Negara akan menyediakan lapangan pekerjaan kepada seluruh suami yang hasilnya cukup untuk menafkahi keluarganya. Apabila suami tidak mampu bekerja atau meninggal, maka kewajiban beralih pada kerabat, apabila kerabat tidak ada,  maka negara akan memberikan santunan untuk memenuhi kebutuhan keluarga tersebut. Sehingga semua individu rakyat akan hidup sejahtera.

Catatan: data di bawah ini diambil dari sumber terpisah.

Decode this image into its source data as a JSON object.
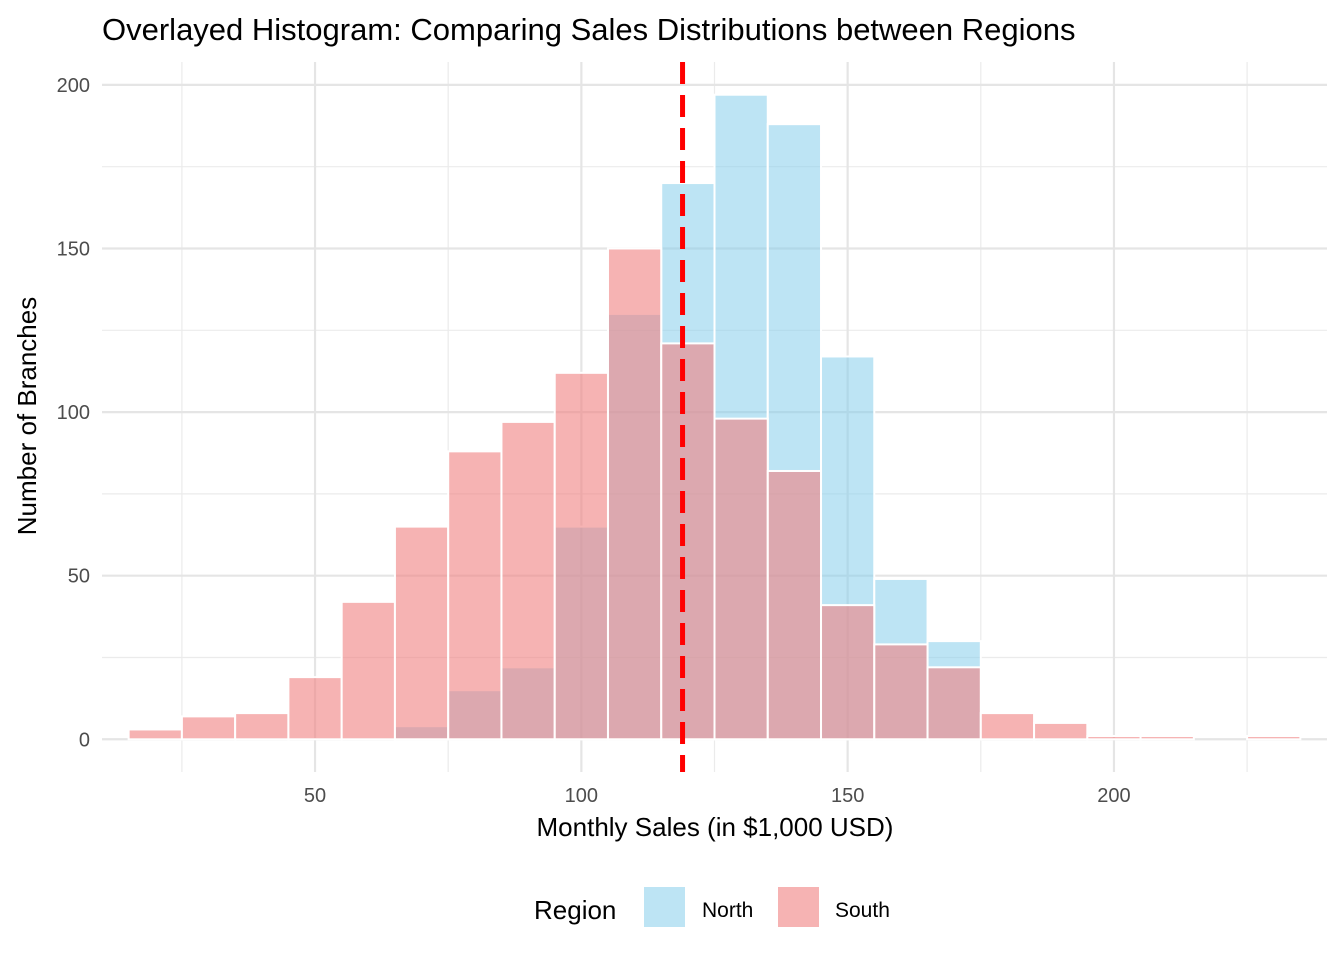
{
  "chart_data": {
    "type": "bar",
    "subtype": "overlayed-histogram",
    "title": "Overlayed Histogram: Comparing Sales Distributions between Regions",
    "xlabel": "Monthly Sales (in $1,000 USD)",
    "ylabel": "Number of Branches",
    "xlim": [
      10,
      240
    ],
    "ylim": [
      -10,
      207
    ],
    "xticks": [
      50,
      100,
      150,
      200
    ],
    "yticks": [
      0,
      50,
      100,
      150,
      200
    ],
    "grid": true,
    "bin_width": 10,
    "bin_starts": [
      15,
      25,
      35,
      45,
      55,
      65,
      75,
      85,
      95,
      105,
      115,
      125,
      135,
      145,
      155,
      165,
      175,
      185,
      195,
      205,
      215,
      225
    ],
    "series": [
      {
        "name": "North",
        "color": "#87CEEB",
        "opacity": 0.55,
        "values": [
          0,
          0,
          0,
          0,
          0,
          4,
          15,
          22,
          65,
          130,
          170,
          197,
          188,
          117,
          49,
          30,
          0,
          0,
          0,
          0,
          0,
          0
        ]
      },
      {
        "name": "South",
        "color": "#F08080",
        "opacity": 0.6,
        "values": [
          3,
          7,
          8,
          19,
          42,
          65,
          88,
          97,
          112,
          150,
          121,
          98,
          82,
          41,
          29,
          22,
          8,
          5,
          1,
          1,
          0,
          1
        ]
      }
    ],
    "reference_line": {
      "x": 119,
      "color": "#FF0000",
      "style": "dashed"
    },
    "legend": {
      "title": "Region",
      "position": "bottom",
      "entries": [
        "North",
        "South"
      ]
    }
  }
}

Sehingga sangat kecil kemungkinan terjadi tindakan kriminal.

Dengan menerapkan Syari’at Islam secara kaffah, maka keadilan, akan dirasakan oleh setiap individu masyarakat. Sistem sangsi dalam Islam akan menjamin setiap individu rakyat, baik muslim maupun non muslim, kaya maupun miskin, penguasa maupun rakyar biasa untuk mendapatkan keadilan hukum, sesuai ketentukan hukum syara’. Tidakkah kita merindukannya?